A justiça americana ordenou que o padre católico Joseph Maurizio Jr. permaneça na cadeia até ser julgado de acusações de pornografia infantil e de ter tido relações sexuais com crianças durante viagens missionárias a Honduras.

Estadão Conteúdo

29 de setembro de 2014 | 17h12

Maurizio, de 69 anos, foi preso na quinta-feira por agentes de imigração e da alfândega. Uma queixa criminal alega que o padre deu doces e dinheiro a meninos em troca de poder molestá-los ou assisti-los fazendo sexo, incluindo um ato sexual com um adolescente de 14 anos em uma capela. Esses episódios aconteceram durante viagens missionárias a Honduras em 2009 e em anos anteriores. O padre foi afastado da igreja Somerset County, onde pregava.

A Stephanie Haines declarou ao juiz Judge Keith Pesto que autoridades encontraram "material erótico infantil" na câmera fotográfica do padre quando ele voltou de outro país da América central, em julho.
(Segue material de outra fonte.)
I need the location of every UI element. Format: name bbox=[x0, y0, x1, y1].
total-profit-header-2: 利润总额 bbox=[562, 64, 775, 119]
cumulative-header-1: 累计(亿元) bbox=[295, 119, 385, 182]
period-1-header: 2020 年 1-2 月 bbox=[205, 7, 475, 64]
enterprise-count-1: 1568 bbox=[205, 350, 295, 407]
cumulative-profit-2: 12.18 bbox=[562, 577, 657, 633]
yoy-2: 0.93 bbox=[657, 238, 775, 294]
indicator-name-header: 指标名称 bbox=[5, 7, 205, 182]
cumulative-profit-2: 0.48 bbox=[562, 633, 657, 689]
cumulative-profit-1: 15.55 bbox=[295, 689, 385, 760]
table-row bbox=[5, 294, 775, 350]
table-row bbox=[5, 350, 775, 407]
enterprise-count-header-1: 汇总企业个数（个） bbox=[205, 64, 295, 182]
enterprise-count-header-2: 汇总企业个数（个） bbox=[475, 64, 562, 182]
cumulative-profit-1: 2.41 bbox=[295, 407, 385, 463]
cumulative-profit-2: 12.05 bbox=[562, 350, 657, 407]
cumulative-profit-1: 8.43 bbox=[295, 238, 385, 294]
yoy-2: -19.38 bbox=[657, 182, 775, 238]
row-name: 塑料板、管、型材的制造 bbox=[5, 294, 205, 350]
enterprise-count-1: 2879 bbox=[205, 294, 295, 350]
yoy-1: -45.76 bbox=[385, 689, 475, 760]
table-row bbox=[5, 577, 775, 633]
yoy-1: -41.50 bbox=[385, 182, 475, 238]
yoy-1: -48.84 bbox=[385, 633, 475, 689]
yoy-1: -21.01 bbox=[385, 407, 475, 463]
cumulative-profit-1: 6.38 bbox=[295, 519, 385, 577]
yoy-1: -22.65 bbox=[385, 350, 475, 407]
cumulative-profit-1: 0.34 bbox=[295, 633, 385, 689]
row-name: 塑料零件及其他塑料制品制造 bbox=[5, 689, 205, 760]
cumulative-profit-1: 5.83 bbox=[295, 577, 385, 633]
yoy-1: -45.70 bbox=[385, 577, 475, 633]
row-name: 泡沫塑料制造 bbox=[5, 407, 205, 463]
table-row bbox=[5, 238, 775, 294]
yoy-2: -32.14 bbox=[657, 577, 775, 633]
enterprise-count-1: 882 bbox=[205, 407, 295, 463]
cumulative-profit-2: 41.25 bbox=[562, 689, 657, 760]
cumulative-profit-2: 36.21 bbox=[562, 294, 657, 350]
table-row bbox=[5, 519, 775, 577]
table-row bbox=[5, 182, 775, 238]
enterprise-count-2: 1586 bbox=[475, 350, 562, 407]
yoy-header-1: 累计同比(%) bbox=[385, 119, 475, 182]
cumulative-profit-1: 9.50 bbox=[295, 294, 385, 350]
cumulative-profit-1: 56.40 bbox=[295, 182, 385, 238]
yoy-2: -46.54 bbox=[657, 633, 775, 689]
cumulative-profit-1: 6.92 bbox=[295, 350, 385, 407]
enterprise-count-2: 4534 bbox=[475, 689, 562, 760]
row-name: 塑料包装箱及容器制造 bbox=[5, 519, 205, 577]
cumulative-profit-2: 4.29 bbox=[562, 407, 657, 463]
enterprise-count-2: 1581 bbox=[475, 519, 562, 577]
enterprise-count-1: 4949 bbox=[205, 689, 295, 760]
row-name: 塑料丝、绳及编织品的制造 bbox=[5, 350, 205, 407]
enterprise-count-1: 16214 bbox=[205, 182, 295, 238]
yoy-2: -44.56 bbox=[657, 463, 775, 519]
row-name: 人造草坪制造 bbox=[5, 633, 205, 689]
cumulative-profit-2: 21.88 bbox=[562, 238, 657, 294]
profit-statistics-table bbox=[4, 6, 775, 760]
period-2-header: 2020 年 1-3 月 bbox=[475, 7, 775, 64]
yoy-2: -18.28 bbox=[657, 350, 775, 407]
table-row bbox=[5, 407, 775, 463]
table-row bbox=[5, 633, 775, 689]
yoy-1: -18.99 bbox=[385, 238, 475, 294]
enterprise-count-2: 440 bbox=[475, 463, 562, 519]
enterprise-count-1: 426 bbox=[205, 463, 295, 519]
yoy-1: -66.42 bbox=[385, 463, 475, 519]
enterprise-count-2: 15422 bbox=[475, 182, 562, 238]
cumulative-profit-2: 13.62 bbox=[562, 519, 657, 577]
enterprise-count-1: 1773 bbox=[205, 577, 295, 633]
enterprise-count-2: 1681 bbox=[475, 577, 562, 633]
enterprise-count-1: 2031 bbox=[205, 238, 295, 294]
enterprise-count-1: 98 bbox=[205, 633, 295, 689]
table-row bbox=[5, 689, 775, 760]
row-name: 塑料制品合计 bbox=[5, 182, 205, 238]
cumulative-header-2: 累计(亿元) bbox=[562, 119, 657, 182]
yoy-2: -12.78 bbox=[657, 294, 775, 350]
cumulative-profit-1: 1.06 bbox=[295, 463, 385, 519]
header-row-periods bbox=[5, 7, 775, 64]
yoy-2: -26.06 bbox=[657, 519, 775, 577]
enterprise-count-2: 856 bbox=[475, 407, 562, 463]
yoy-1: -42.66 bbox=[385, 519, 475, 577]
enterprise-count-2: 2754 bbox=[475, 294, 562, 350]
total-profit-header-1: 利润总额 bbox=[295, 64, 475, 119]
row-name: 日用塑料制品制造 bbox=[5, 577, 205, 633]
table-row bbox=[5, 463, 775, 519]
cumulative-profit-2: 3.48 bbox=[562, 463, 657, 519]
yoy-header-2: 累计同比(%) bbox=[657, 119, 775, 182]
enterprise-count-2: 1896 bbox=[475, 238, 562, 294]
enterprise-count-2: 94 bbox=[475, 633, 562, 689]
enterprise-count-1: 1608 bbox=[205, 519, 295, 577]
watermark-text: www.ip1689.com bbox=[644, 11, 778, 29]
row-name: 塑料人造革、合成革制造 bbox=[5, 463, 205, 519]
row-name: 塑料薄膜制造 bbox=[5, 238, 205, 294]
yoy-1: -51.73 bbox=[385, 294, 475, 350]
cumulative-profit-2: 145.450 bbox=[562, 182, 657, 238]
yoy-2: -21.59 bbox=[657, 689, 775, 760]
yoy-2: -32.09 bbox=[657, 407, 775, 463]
Agentes federais estão analisando 18.000 imagens e devem decidir se são criminais no prazo de três semanas.

No momento, o caso de pornografia infantil é baseado em duas fotografias de um garoto hondurenho com poliomielite nu encontradas no computador da residência paroquial. Agentes estão vasculhando outros computadores e dispositivos de armazenagem de dados.

Haines diz que dois garotos da Pennsylvania, com idade de 7 e 5 anos, fizeram novas alegações de abuso sexual durante o final de semana seguinte à prisão de Maurizio. Tais acusações ainda estão sendo investigadas.

O advogado de defesa, Stephen Passarello, argumentou que o caso é fraco por ser baseado em duas fotografias e acusações de abuso de pelo menos cinco anos atrás. De acordo com testemunhas de defesa, o padre é "um indivíduo absolutamente comprometido a ajudar algumas das pessoas mais desesperadas no mundo". Fonte: Associated Press.